When Johnson returned from Europe late in 1855 and moved in with his family in Washington, D.C., he began receiving portrait commissions. On his trip to Superior, Michigan, in 1856 and 1857, he did charcoal portrait drawings of family and friends. Like the commissioned drawings done earlier, Johnson generally used charcoal (named in some records as black chalk) with touches of white, but the strong chiaroscuro is less evident for his women sitters. Many of these portraits are in pastel, which creates a softer visage. In his later professional years as a painter of oil portraits there are few portraits of women. His art commanded high prices; perhaps families were then reluctant to include their women members as portrait sitters. —PH
MacGibeny, 2022: Scott Nielsen, a Johnson family descendant by marriage, writes that the subject of this drawing is "68 year old Susan Dolby Alexander, aka 'Cousin Susan,' the mother of Caroline Alexander Johnson (Reuben [Johnson]'s wife), and the first cousin of my great great great grandfather Samuel Dolby. She had come with her daughter and two sons [to] Superior, the Eastman sketch is dated October 22, 1857 and was likely done at the conclusion of Eastman's second visit to Superior. She owned a quarter interest in the Detroit Pier sawmill and in that way was a business partner of Eastman's after 1859." It is possible that the image here representing the original drawing is a photograph of a reproduction of the drawing, rather than a photograph of the original drawing.

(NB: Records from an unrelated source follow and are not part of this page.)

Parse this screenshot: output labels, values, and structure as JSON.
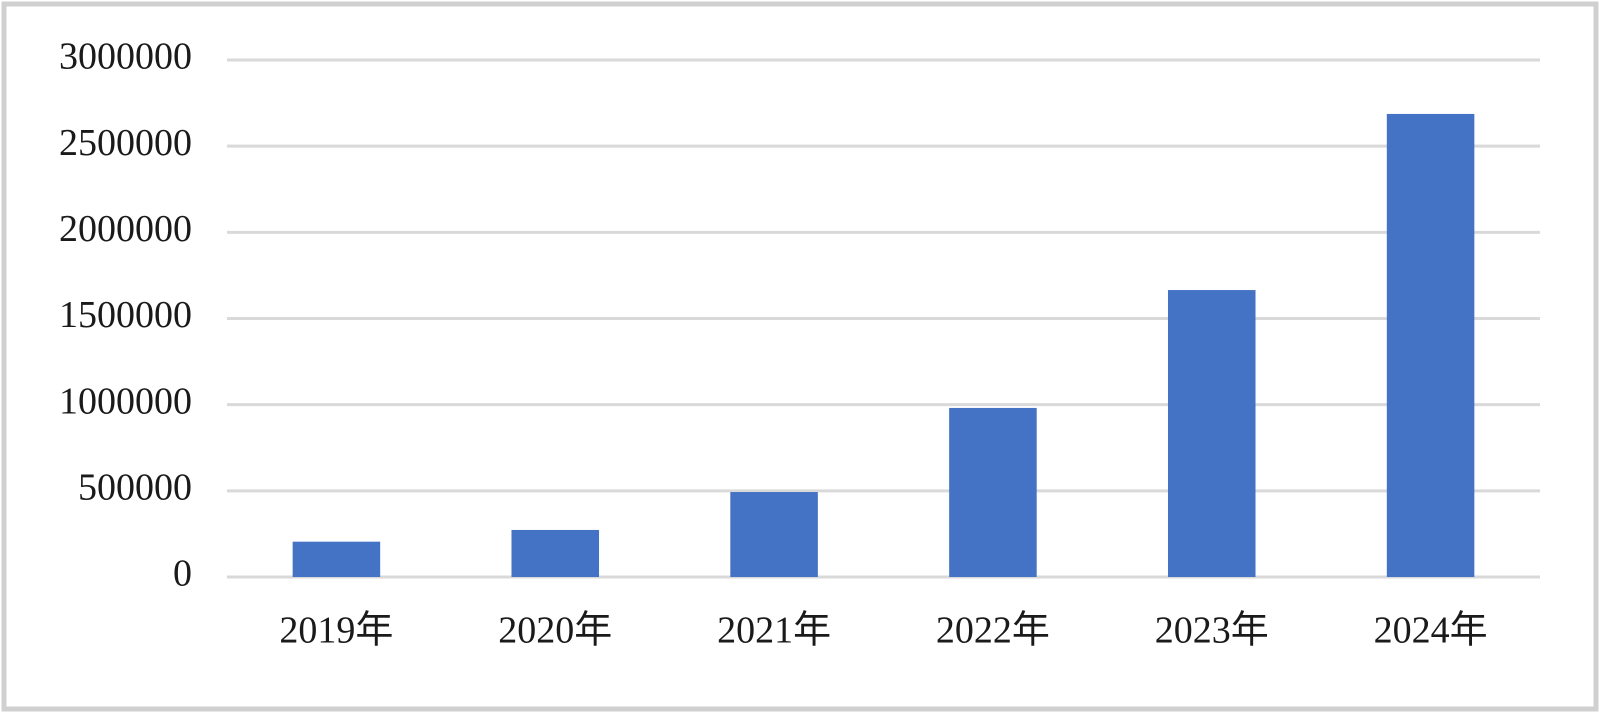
{
  "chart_data": {
    "type": "bar",
    "categories": [
      "2019年",
      "2020年",
      "2021年",
      "2022年",
      "2023年",
      "2024年"
    ],
    "values": [
      205000,
      273000,
      493000,
      981000,
      1665000,
      2687000
    ],
    "color": "#4472c4",
    "ylim": [
      0,
      3000000
    ],
    "yticks": [
      0,
      500000,
      1000000,
      1500000,
      2000000,
      2500000,
      3000000
    ],
    "grid": true
  }
}
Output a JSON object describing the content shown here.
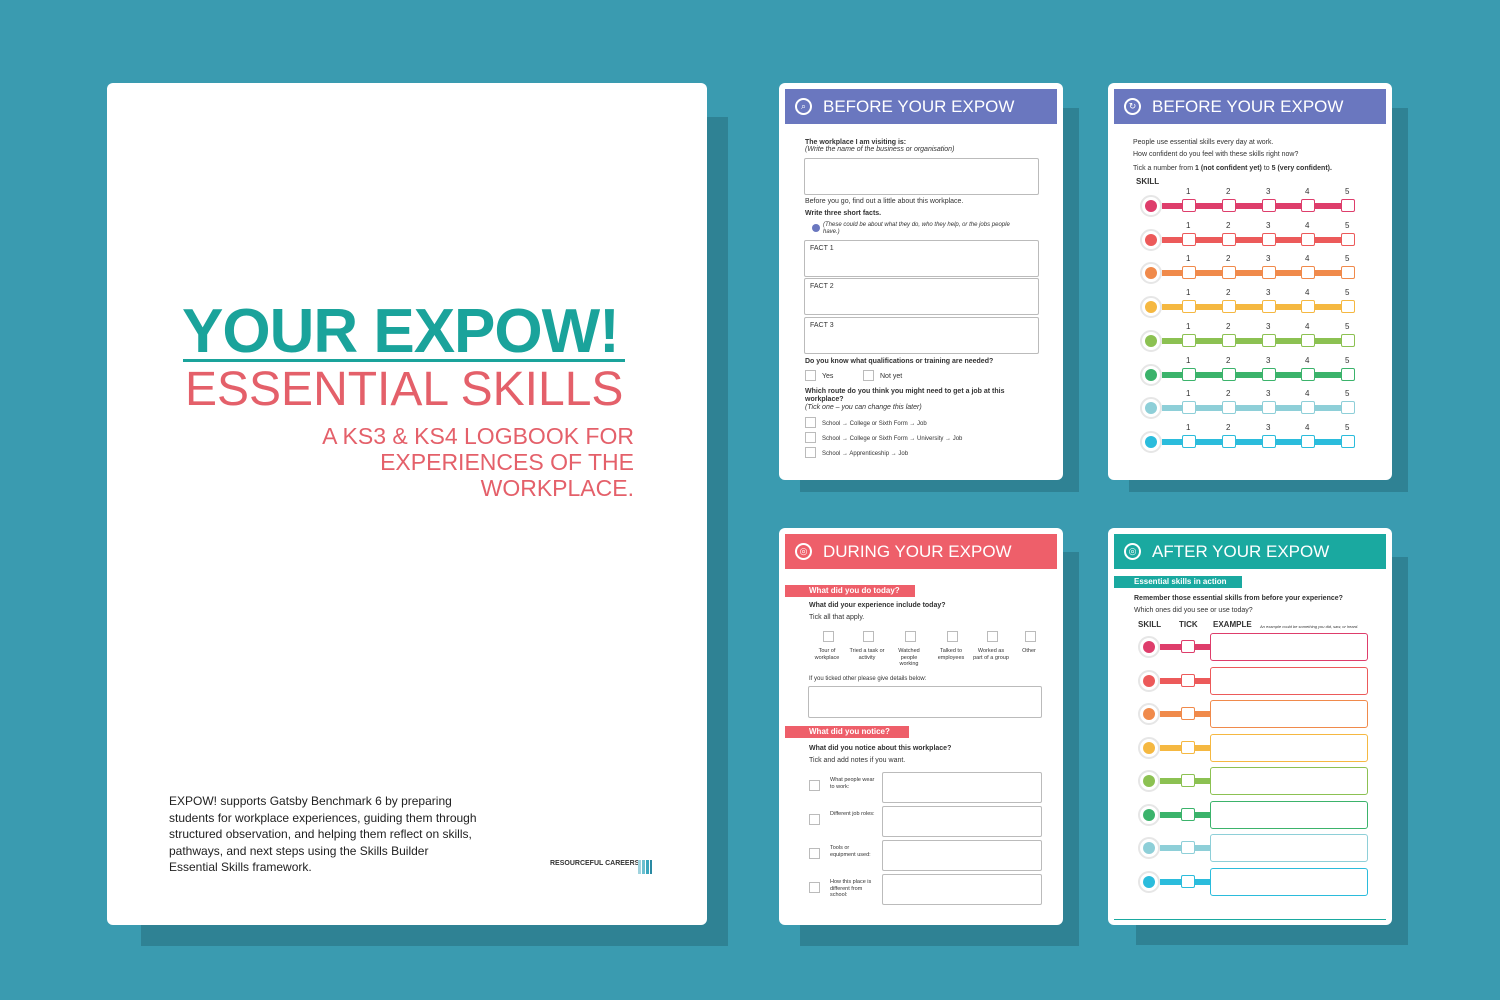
{
  "cover": {
    "title_line1": "YOUR EXPOW!",
    "title_line2": "ESSENTIAL SKILLS",
    "subtitle": "A KS3 & KS4 LOGBOOK FOR EXPERIENCES OF THE WORKPLACE.",
    "blurb": "EXPOW! supports Gatsby Benchmark 6 by preparing students for workplace experiences, guiding them through structured observation, and helping them reflect on skills, pathways, and next steps using the Skills Builder Essential Skills framework.",
    "logo_text": "RESOURCEFUL CAREERS"
  },
  "page1": {
    "header": "BEFORE YOUR EXPOW",
    "header_color": "#6a77bf",
    "workplace_label": "The workplace I am visiting is:",
    "workplace_hint": "(Write the name of the business or organisation)",
    "before_go": "Before you go, find out a little about this workplace.",
    "facts_label": "Write three short facts.",
    "facts_hint": "(These could be about what they do, who they help, or the jobs people have.)",
    "facts": [
      "FACT 1",
      "FACT 2",
      "FACT 3"
    ],
    "qual_q": "Do you know what qualifications or training are needed?",
    "qual_opts": [
      "Yes",
      "Not yet"
    ],
    "route_q": "Which route do you think you might need to get a job at this workplace?",
    "route_hint": "(Tick one – you can change this later)",
    "routes": [
      "School → College or Sixth Form → Job",
      "School → College or Sixth Form → University → Job",
      "School → Apprenticeship → Job"
    ]
  },
  "page2": {
    "header": "BEFORE YOUR EXPOW",
    "header_color": "#6a77bf",
    "intro1": "People use essential skills every day at work.",
    "intro2": "How confident do you feel with these skills right now?",
    "tick_pre": "Tick a number from ",
    "tick_1": "1",
    "tick_mid1": " (not confident yet)",
    "tick_to": " to ",
    "tick_5": "5",
    "tick_mid2": " (very confident).",
    "skill_label": "SKILL",
    "scale": [
      "1",
      "2",
      "3",
      "4",
      "5"
    ],
    "skill_colors": [
      "#de3d6b",
      "#ec5a5a",
      "#f08a4b",
      "#f5b841",
      "#8cc152",
      "#3bb36b",
      "#8ecfd8",
      "#2bbcdc"
    ]
  },
  "page3": {
    "header": "DURING YOUR EXPOW",
    "header_color": "#ee5f6a",
    "section1": "What did you do today?",
    "q1": "What did your experience include today?",
    "q1_hint": "Tick all that apply.",
    "activities": [
      "Tour of workplace",
      "Tried a task or activity",
      "Watched people working",
      "Talked to employees",
      "Worked as part of a group",
      "Other"
    ],
    "other_hint": "If you ticked other please give details below:",
    "section2": "What did you notice?",
    "q2": "What did you notice about this workplace?",
    "q2_hint": "Tick and add notes if you want.",
    "notices": [
      "What people wear to work:",
      "Different job roles:",
      "Tools or equipment used:",
      "How this place is different from school:"
    ]
  },
  "page4": {
    "header": "AFTER YOUR EXPOW",
    "header_color": "#1aa9a0",
    "section": "Essential skills in action",
    "q": "Remember those essential skills from before your experience?",
    "q_hint": "Which ones did you see or use today?",
    "col_skill": "SKILL",
    "col_tick": "TICK",
    "col_example": "EXAMPLE",
    "example_hint": "An example could be something you did, saw, or heard."
  }
}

A related portrait drawing of a very similar-looking but much younger woman may be one of Susan Dolby Alexander's daughters, Elizabeth or Caroline; she may even be a younger Mrs. Alexander herself.
Susan Dolby Alexander (1789–1866). Mother of Caroline Alexander Johnson (Eastman Johnson’s brother Reuben's wife); wife of Samuel Alexander; first cousin of Samuel Dolby. Owned a quarter interest in the Detroit Pier Sawmill and a business partner of Johnson’s after 1859 [Scott Nielsen, Johnson family descendant by marriage].